Former season ticket holder here (keep the jokes to yourself please).
Like many things that one grows up with, you do not give it a second thought. I was 5 and watched football with my father; his team was the Redskins and so was mine. I never gave it a thought that the term meant anything other than the name of the football team. Football = Redskins to me and to many Washingtonians. Similarly, the name of a street in Northern Virginia (Lee Highway named for Robert E. Lee) was always just a street in NoVa. Heard it on the traffic reports every day - a crash on Lee Hwy, what else is new. I do not think that any malicious thought was given when the Redskins or Lee Hwy were named.
Even if Redskins was a slur at one time, maybe it is not now - can't the meaning of words evolve. When was the last time you heard someone (other than a football player for Washington) called a Redskin, and done so in a negative manner? As an example I offer a word whose meaning has changed. That word is niggardly. Originally meaning stingy or miserly, its origin is from the Middle Ages. Over time, a derivation of it was used in a derogatory (to say the least) sense since the mid 1500's and really picked up steam in the 1700's. In modern times, one cannot use the word niggardly without it being confused with it's derivation. In fact there are a few incidences where niggardly was used correctly in public but was misunderstood to mean something else and the user faced serious repercussions. Its use by a Washington DC aide to Mayor Williams in the late 1990's ended up getting the aide fired (though was offered his job back) for using that word in reference to official DC business. Interestingly enough, Julian Bond (then chairman of the NAACP) was taken aback by the backlash of the use of that word and reportedly said "You hate to think you have to censor your language to meet other people's lack of understanding".

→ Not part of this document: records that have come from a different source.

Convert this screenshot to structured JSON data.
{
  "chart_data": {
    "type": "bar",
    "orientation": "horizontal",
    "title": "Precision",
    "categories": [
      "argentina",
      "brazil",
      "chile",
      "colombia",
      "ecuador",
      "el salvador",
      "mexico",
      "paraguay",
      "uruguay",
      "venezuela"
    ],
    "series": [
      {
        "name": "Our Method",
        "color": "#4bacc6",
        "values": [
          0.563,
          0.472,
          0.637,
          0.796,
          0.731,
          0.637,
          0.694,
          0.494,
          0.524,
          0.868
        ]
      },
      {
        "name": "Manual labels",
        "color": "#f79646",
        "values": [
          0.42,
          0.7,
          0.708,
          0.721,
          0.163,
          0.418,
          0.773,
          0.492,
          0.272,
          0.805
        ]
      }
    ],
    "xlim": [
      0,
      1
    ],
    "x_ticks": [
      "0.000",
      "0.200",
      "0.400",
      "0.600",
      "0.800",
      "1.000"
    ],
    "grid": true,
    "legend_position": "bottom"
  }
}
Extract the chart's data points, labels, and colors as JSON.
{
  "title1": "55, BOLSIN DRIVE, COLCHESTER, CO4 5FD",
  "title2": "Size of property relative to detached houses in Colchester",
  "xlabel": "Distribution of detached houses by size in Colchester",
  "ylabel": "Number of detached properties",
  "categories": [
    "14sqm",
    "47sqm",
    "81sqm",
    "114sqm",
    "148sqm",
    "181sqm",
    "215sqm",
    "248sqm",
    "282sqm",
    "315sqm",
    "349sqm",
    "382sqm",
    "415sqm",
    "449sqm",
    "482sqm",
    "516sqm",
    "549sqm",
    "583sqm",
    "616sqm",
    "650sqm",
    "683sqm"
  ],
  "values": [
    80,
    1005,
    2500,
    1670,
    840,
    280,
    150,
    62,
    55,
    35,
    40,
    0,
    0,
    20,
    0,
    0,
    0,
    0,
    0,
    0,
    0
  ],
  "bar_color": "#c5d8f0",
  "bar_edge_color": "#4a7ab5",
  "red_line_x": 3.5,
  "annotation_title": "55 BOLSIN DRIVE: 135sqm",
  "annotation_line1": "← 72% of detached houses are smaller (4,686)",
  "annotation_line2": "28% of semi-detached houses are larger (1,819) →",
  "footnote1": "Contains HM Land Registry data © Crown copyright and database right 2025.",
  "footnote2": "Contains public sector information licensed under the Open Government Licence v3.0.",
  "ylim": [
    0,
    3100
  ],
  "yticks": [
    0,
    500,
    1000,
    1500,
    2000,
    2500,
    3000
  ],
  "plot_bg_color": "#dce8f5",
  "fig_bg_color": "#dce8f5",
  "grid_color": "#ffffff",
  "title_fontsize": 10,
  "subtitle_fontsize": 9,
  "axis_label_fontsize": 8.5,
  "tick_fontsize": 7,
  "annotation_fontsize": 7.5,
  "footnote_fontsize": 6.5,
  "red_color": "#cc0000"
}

Up-thread, someone mentioned "how many need to be offended to change the name". That is a great question. How many is the right amount, and how does one determine that amount? I'd venture to guess you can get 10% of any group to object to something. Further, you might be able to drill into most any team name to find something objectionable - where is the line drawn? American history is littered with great stories of Cowboys - but who was involved to a large degree with the destruction of the Native Americans? Rangers is a nice name for a team, yet there are many stories of Texas Rangers lynching Latinos, some as recent as the early 1900's. Should the Rangers look for a new name? The Redskins are tops on most everyone's list for team names to change. So it looks like it will eventually get changed - then what is next: Indians / Chiefs / Warriors / Braves - get rid of all Native American names and imagery. OK, fine. Then what is next after that - where is the line? Cowboys, Rangers, Canucks, Fighting Irish - anyone else?
So what is my stance on the name change? To be honest, I am indifferent. Change it, don't change it, whatever happens will happen. If they are changing - go to some sort of an animal - anythign else will just kick the can of "change the name" a little further down the road.